VICENÇ BATALLA. La coïncidence dans le temps de la compétition au Festival de Cannes a fait que trois cinéastes suédois ont présenté, à deux jours d’intervalle, des films qui traitent du malaise contemporain, mais à partir de points de vue géographiques très différents. Deux d’entre eux, en effet, vivent en exil de leur pays d’origine. Le film le plus marquant est Holy Spider (Les Nuits de Mashad), d’Ali Abbasi, sur un Iran où les femmes sont les principales victimes de la dictature des ayatollahs, et dans lequel Abbasi confirme sa maîtrise pour expliquer les parties les plus inhospitalières de l’être humain. Dans la même veine, mais sans la même qualité cinématographique, on trouve Tarik Saleh qui, dans Boy from Heaven (Le Jeune homme du ciel), dissèque également l’interrelation perverse entre les sunnites et le pouvoir militaire en Égypte. À l’inverse, Ruben Östlund continue de choquer le public avec sa parabole d’un monde de riches à la dérive dans Triangle of Sadness (Sans filtre), même s’il n’égale pas tout à fait l’habilité dont il avait fait preuve dans The Square, qui avait remporté la Palme d’or.
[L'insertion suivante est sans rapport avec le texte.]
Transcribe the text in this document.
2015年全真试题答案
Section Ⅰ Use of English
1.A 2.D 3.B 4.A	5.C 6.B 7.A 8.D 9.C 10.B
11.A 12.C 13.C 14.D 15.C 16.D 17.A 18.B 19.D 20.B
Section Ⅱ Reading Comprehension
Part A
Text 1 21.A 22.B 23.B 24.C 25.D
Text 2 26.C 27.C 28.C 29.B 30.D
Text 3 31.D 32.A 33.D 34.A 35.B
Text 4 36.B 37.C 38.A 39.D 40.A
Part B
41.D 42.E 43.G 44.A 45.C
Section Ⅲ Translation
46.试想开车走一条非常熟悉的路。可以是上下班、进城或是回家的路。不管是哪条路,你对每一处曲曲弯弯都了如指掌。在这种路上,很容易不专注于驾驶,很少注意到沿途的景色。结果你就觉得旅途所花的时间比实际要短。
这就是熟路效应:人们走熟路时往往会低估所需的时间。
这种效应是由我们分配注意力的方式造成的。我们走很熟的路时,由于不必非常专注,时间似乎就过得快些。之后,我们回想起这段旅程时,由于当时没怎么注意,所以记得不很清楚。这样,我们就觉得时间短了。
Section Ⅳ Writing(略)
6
Cristian Mungiu, également lauréat de cette prix y a quelques années, raconte la xénophobie dans sa Roumanie natale dans R.M.N., mais sa prétention à vouloir en faire trop s’essouffle. De son côté, Les Amandiers (sur le théâtre Nanterre-Amandiers, à Paris) est jusqu’à présent le film le plus sobre, sincère et honnête de Valeria Bruni Tedeschi.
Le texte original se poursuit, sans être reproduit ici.